Pour dégager du temps, il convient de multiplier les structures relais. Aujourd'hui, elles font encore cruellement défaut. Ne faut-il pas, par exemple, réserver une place en crèche quasiment avant que l'enfant ne soit conçu ? L'aménagement du temps de travail et des rythmes ne doit plus être un frein à une carrière, et ce non seulement pour les femmes mais également pour les hommes - comme cela se pratique dans les pays du nord de l'Europe - alors que nous considérons encore qu'ils ne sont pas concernés par ces nouveaux profils. Là réside encore une vraie discrimination : ce qui est bon pour les unes ne l'est pas pour les autres.
On peut aussi se demander pourquoi les effectifs de bachelières ne se retrouvent pas, dans les mêmes proportions, dans les diplômés de l'enseignement supérieur. Et que dire de la maigre représentation féminine au sein des grandes écoles, d'ingénieurs notamment ?
La récente participation des femmes dans les conseils municipaux, plus importante dans notre pays que dans un certains nombre d'Etats de l'Union européenne, tient, j'en suis convaincu, à la possibilité d'articuler vie de famille et vie publique du fait de la proximité des lieux d'activité, tout comme la féminisation du corps enseignant révèle l'incidence des rythmes professionnels.
Aujourd'hui comme hier, « on ne change pas la société par décret », pas plus que l'on n'accorde un droit qu'il a déjà à un majeur capable.
Je ne participerai donc pas au vote. (Applaudissements sur certaines travées de l'Union centriste et du RPR.)
M. le président. La parole est à M. Gélard.
M. Patrice Gélard. Monsieur le président, c'est au nom de la grande majorité des membres du groupe du RPR que je vais m'exprimer.
En matière d'évolution des moeurs et en matière d'évolution de la société, la loi ne doit pas punir, sanctionner, imposer ou restreindre ; la loi doit au contraire inciter, encourager, favoriser.
C'est la raison pour laquelle nous avons tous rendu hommage au texte mesuré qu'avait proposé le Gouvernement à l'Assemblée nationale.

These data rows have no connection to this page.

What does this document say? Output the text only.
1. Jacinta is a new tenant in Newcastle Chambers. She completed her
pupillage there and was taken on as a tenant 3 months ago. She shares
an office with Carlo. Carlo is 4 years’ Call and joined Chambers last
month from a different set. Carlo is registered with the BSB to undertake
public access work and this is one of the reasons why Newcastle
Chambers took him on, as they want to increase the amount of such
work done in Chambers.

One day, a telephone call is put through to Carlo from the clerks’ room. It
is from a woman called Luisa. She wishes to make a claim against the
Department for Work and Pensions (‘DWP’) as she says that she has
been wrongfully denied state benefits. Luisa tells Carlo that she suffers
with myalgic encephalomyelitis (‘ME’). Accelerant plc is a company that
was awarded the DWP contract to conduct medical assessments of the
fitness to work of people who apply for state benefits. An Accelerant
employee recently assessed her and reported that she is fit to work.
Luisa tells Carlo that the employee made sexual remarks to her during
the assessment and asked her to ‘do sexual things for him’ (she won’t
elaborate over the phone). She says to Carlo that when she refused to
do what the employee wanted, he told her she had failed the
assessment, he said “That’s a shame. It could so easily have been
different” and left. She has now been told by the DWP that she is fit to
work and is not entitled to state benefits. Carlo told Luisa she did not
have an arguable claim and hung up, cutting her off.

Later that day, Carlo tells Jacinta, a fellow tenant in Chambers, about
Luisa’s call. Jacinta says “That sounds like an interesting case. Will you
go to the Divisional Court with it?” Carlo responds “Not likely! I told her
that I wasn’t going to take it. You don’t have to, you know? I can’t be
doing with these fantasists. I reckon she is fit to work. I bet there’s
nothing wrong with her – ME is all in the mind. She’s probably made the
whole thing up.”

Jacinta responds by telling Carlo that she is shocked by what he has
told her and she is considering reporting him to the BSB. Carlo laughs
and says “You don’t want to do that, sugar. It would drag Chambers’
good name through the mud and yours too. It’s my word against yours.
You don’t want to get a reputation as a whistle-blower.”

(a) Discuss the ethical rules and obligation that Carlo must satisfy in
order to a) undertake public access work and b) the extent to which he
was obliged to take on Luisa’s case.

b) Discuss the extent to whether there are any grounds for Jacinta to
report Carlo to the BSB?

Ce soir, quoi qu'il arrive, il y a donc un vainqueur, c'est le ministre de l'intérieur, puisque nous nous sommes ralliés à son texte.
Mais il y a un second vainqueur : c'est l'égal accès des femmes et des hommes aux fonctions politiques.
Certes, nous avons eu un débat tumultueux, un débat trop politicien, à cause de la gauche, qui nous a accusés, une fois de plus mais nous commençons à en avoir l'habitude, d'être le bastion du conservatisme, de la ringardise.
Cela devient une habitude, de telle sorte que l'on peut se poser la question : tous ces projets de loi qui se succèdent sur la parité, sur le cumul des mandats, sur la réforme de l'élection sénatoriale, n'ont-ils pas en réalité pour seul but de destabiliser la majorité sénatoriale, et l'opposition dans son ensemble ?
N'est-ce pas celui-là le but recherché, et non pas ce qui semble apparaître, qui est affiché, qui est politiquement correct et qui anime les mass media .
Quoi qu'il en soit, nous avons, je crois, désamorcé cette bombe.
Dans toute société, il y a le risque permanent, sous prétexte de remettre en cause des inégalités, de remettre en cause beaucoup plus profondément les fondements mêmes sur lesquels reposent la République, la souveraineté populaire et la démocratie. En mettant en place des formules de discrimination positive à l'égard des uns ou des autres, en fait on remet en cause ce sur quoi repose le contrat social qui nous unit tous et qui fonde notre République et notre démocratie.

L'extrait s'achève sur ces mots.